Sunday, April 25, 2010

The Great Cabinet Latch Caper

Jacksonville Beach, FL
NoLL

We have been having great fun at the rendezvous, but today I'm writing about this morning's project.

When we bought Tarwathie, all the cabinet doors were held closed with simple plastic cabinet latches, (or catches. I use both words interchangeably). They worked well, but plastic grows
brittle and breaks with age. One by one, every latch on every door failed. For a while I replaced them with spare parts, but then I ran out of spares. I bought a new spare. It was made by Perko and it cost $10 for a single bit of plastic. Too much. Last year, I bought a dozen all metal catches and threw them into my spare parts bin for use some day.

Yesterday, was one of those days. Libby was very distressed to find that one of the cabinet doors wouldn't stay closed. Since we are about to head out to sea, it became important to fix it immediately. Therefore, right in the middle of this rendezvous, I took some time out to install a new latch.

Of course, the position and size of the new catch was different from the old, so I had to place the new one an drill screw holes. The first obstacle to that was my bifocals. Trying to see something from below when you have to lower your head and then bend to look up is extremely frustrating to people with bifocals. Looking up is the distance vision prescription, not the close-up. Therefore, to do the job I had to lay on top of the fridge on my back with my head inside the cabinet.

Next is the classic problem. The catch as two pieces. One on the door and the other fixed in the cabinet. How do you line them up so that the movable and fixed pieces align. When the door is closed you can't see the alignment, nor with the door open for that matter. It is like the problem of trying to verify if the refrigerator light turns off when the door is closed. I suppose professional cabinet makers have centuries old clever methods of doing that, but I don't know them.

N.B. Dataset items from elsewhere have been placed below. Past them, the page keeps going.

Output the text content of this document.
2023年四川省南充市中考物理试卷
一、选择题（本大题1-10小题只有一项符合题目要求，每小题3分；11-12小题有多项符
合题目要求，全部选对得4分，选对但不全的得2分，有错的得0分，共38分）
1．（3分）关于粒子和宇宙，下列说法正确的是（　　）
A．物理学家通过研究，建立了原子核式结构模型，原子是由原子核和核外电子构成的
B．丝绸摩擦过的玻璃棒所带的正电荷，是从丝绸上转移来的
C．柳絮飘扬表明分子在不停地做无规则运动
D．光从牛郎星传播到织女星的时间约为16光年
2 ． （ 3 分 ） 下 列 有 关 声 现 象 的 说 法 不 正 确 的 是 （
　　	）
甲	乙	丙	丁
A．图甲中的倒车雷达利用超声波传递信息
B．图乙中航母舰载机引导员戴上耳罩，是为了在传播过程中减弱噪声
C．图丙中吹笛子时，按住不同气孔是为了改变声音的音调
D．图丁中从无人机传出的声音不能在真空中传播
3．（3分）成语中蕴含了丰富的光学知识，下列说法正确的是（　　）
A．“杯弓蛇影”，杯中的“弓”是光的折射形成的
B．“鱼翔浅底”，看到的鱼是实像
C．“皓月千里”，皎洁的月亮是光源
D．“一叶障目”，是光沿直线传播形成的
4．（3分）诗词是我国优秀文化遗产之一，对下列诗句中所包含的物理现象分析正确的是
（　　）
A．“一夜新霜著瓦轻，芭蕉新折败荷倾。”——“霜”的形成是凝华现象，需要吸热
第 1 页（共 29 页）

My strategy was to mount the fixed part, then clip on the movable part. Then I would put some black grease on the movable part, close the door and see where the black mark was on the closed door. I have a tube of carbon impregnated grease on board that I use on electrical connectors. It is very very black and well suited for this purpose. So, I did as planned. I put the grease on, closed the door, opened it again -- no black mark. Oh no! The fixed latch was recessed a millimeter or so too deep so nothing touched the closed door. It was impossible to drill new holes one millimeter away; that's too close for adjacent holes.

Libby and I tried various ways to move the greasy part out one millimeter. It kept popping off and flying across the cabin. Every time that happened, something else in the cabin and my fingers got stained with the black grease. After a half dozen attempts, it appeared that everything inside the cabin would soon be black, except the place where I needed drill a screw hole. Maybe that would be the guide. Just kidding.

Finally, we managed to get a wooden kebab skewer. I cut off the end, stuck it through the screw hold of the movable part and then pushed the assembly on to fixed part. Then I put black grease on the blunt end of the skewer and shut the door. Success! There was a little black dot on the door. I drilled a hole there, screwed on the movable part and closed the door. It worked!!! Hooray.

Now the only thing left to do was to clean up myself and all the places in the boat stained by the black grease, and to wash myself. There sure seemed to be a lot of places. By the way, I didn't use a lot of that grease, just a tiny bit on the end of a q-tip; but it's really a strong pigment.

With that job done, I went out to find my Westsail friends and tell my story. However, the first one looked at me and said, "Did you fall Dick? You have a black mark on your forehead." Now, as I write this I see Libby reading her book. She has a black mark on her arm.